Paula would not ring up for another half-hour, but I was too restless to go to the bar or smoking-room and wait to be called. I hung around the telephone room trying to read an evening paper. A practical thought struck me. Paula would be ringing up from a call box in Scotland: if we were to have anything of a conversation she would need a suitcase of small change. When she came through I’d better tell her to ring off, and call her back. It would do no harm to conduct some preliminary negotiations with the switchboard.
The club’s switchboard is normally staffed by girls – there are three of four of them, and they share the job from eight in the morning until eight at night, working on a shift system. At 8 p.m. the girls go off, and one of the night porters comes on. In an interlude when no calls seemed to be coming through I went to the window of his glass cubby-hole. Most of the club’s porters are ex-seamen, and we’re lucky to have them. The man on duty was an old Royal Mail hand.
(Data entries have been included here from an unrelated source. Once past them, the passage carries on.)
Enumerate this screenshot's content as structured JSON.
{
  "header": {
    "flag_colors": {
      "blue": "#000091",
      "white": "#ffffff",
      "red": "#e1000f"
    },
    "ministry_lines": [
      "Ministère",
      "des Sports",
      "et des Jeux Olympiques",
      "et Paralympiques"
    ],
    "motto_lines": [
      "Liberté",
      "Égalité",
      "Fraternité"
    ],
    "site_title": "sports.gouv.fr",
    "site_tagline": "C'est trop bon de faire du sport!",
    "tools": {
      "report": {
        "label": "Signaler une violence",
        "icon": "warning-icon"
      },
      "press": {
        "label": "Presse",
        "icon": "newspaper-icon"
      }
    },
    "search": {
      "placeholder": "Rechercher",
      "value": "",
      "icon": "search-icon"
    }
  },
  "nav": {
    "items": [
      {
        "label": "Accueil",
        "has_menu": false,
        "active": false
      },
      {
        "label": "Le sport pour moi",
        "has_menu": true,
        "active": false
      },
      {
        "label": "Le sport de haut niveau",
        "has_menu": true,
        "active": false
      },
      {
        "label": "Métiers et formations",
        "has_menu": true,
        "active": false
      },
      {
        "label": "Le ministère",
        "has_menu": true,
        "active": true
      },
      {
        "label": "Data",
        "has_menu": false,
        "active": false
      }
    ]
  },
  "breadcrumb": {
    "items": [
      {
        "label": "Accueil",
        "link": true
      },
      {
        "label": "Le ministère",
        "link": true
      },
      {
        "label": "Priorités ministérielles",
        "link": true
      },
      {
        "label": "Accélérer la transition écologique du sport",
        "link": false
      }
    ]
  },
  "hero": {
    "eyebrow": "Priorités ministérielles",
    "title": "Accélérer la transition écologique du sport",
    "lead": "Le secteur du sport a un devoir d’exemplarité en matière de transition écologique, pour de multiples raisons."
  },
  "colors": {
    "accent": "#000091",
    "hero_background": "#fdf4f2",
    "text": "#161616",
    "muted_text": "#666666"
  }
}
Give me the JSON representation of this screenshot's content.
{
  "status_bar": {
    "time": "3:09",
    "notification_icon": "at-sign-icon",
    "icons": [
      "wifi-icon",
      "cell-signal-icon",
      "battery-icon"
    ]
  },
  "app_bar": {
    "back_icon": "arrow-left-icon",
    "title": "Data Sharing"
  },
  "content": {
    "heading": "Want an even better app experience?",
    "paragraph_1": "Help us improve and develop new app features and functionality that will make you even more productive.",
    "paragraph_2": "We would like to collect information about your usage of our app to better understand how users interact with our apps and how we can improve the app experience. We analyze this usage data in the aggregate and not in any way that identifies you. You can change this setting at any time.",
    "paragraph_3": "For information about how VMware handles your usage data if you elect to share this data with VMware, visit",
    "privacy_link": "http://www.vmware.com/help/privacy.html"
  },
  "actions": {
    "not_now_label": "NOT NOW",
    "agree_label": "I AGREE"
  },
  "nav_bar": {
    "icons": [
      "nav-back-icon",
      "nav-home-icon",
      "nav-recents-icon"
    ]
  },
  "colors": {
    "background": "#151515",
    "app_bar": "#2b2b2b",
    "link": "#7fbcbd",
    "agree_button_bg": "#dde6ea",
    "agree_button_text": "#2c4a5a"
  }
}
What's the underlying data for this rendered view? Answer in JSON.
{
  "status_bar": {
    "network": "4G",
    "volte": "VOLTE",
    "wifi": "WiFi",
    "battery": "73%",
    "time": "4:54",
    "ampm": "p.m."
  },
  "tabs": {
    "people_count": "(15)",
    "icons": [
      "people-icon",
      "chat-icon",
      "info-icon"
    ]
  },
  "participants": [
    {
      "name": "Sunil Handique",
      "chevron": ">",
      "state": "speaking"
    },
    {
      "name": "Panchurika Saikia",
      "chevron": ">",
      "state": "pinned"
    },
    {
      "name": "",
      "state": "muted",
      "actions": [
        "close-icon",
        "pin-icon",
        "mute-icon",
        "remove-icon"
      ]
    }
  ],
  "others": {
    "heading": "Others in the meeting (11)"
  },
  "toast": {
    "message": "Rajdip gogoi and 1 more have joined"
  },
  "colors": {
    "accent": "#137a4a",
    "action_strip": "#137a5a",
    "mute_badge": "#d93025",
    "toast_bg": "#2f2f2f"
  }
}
‘Good evening, Mr Garston,’ he said.
‘Good evening, Adams. Look, will you do a kindness for me? I’m expecting a call from Scotland – it’ll be from a call box. I may want to go on talking for a bit, and if I do my friend will have to find the Lord knows what in tuppences. This is the number –’ I gave it to him written on a piece of paper – ‘when the call comes through I’m going to ask the lady to ring off and wait while you ring back. Then you can put the call on my bill in the usual way. Will that be all right?’